Trevor Manuel, founding patron, Mitchell’s Plain Bursary and Role Model Trust
Faiez Dollie, founder of the Youth Unemployment Prevention Programme (YUPP), which later became the Youth Economic Participation Programme (YEPP), was a truly remarkable activist whose mission was to improve the lives of young people by creating opportunities for them (“Community activist mourned”, Plainsman, September 1).
I had come to know Faiez as an activist whom we loved because we recognised in him the best of what we would want to see in ourselves.
His mission, unashamedly, was to measurably improve the lives of young people by creating opportunities where none seemed to exist.
He set his sights on those who frequently appeared to have been forgotten by society, or by a part thereof – the community, the school, the sports club – Faiez was the champion of these forgotten people.
I had worked alongside Faiez on numerous initiatives to create opportunities for young people and I recall how we, together with the late Achmat Semaar and others, convened a massive education summit in Mitchell’s Plain in 2010. It was a hugely successful event and Faiez was part of its convening. We’ve never quite figured how – since he neither lived nor schooled in Mitchell’s Plain – he was such a huge part of the soul of what was organised there. Only a small part of this mystery is answered by the bond that was between Faiez and the late Achmat Semaar, who was the administrator of the ANC’s constituency office.

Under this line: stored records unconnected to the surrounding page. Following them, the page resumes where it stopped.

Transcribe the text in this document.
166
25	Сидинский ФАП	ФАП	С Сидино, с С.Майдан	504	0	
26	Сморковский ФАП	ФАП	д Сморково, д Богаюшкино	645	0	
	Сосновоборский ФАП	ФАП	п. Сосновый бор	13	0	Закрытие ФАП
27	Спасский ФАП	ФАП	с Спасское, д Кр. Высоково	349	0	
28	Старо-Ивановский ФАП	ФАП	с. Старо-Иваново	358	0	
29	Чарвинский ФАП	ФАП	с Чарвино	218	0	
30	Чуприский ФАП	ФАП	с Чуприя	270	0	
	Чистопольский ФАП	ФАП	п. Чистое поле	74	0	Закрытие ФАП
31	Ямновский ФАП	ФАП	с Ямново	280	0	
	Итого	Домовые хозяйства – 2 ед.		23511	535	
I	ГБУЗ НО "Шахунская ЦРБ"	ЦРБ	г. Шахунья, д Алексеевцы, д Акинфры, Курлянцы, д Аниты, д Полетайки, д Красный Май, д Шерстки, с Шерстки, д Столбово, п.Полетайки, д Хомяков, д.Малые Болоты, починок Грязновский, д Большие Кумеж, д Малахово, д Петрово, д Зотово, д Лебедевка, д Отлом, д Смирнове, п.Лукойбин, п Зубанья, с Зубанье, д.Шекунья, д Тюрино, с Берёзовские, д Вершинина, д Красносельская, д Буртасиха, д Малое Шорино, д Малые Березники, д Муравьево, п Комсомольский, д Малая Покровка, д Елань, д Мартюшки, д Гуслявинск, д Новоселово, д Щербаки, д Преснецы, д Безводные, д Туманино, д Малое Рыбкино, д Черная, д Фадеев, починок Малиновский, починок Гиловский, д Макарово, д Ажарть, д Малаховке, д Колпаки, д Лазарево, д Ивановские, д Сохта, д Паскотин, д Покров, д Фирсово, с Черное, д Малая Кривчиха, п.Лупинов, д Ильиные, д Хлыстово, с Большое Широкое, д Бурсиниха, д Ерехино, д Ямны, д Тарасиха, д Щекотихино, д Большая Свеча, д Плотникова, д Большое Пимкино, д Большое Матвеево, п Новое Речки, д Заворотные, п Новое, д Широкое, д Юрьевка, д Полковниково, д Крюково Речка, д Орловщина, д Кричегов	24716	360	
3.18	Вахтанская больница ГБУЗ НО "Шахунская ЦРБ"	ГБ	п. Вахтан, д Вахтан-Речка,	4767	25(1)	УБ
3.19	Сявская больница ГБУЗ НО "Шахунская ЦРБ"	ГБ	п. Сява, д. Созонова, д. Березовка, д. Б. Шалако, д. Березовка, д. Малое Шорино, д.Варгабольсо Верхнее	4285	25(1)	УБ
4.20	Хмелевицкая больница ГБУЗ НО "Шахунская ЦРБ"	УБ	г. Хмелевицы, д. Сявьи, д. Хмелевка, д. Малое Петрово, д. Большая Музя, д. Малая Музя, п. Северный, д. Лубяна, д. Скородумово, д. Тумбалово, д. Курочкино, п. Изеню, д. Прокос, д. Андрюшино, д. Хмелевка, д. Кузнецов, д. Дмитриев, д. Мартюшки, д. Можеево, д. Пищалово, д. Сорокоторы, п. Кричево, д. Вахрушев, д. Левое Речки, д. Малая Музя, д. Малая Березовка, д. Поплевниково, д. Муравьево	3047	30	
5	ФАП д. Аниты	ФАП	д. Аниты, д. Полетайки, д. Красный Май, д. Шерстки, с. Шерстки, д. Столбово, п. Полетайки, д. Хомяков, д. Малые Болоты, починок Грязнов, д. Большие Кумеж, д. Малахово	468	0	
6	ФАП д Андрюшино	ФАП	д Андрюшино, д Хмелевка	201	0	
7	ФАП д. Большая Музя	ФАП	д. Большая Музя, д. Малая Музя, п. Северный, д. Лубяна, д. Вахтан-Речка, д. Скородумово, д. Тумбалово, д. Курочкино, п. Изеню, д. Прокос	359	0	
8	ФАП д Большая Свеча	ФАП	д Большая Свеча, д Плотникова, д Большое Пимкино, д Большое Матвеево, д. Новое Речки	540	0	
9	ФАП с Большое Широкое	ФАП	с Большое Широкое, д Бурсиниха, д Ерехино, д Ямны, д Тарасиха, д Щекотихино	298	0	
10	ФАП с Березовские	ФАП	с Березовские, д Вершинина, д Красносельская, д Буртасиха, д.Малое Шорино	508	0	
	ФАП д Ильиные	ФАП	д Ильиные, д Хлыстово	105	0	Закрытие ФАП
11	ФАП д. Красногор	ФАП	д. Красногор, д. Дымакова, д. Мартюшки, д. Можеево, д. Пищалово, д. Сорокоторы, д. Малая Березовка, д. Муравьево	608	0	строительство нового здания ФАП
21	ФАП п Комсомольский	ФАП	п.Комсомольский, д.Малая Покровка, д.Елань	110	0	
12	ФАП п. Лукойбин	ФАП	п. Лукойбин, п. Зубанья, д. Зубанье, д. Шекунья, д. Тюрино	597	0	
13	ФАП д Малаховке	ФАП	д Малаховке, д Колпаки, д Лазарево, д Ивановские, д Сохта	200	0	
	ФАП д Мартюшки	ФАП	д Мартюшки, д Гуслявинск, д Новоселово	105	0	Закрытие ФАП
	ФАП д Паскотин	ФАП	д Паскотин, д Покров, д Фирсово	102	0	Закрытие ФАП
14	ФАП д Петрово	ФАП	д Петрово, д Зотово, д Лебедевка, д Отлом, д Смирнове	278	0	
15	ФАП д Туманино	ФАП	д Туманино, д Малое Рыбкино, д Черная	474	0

When we were establishing the Mitchell’s Plain Bursary and Role Model Trust a few years later and found that some principals were lax, it was Faiez who volunteered to visit the affected schools and convinced them to join the initiative. Nobody ever questioned either Faiez’s authority to interact or the purpose of his mission.
As a measure of the success of his relentless activism, I should share with you that the Bursary Trust has over the past decade assisted no less than 173 students from Mitchell’s Plain and surrounds to graduate from university in the fields of education, law, medicine, sciences and many more.
Faiez had all the attributes of a high quality activist, including vision, drive, energy, creativity, resilience, tirelessness, optimism, networks, trust and selflessness.
Without doubt, the life and work of Faiez Dollie answers each of these attributes easily. Let me say that I do not know what Faiez’s ideological bent was, how religious he claimed to be and I’ve never heard him repeat hollow slogans. Unlike some who can recite the political classics, have the right T-shirt for every day and know the slogans, Faiez was very different. Yet, he achieved so much more and when he got going to improve the lives of young people, he left no guesswork about the direction of travel.
Faiez fought a good fight, may he rest in peace and may we all try and emulate his example.
• Trevor Manuel, former Cabinet Minister and former ANC Member of Parliament for Mitchell’s Plain, was paying tribute to Mr Dollie at a virtual memorial service on Saturday September 11.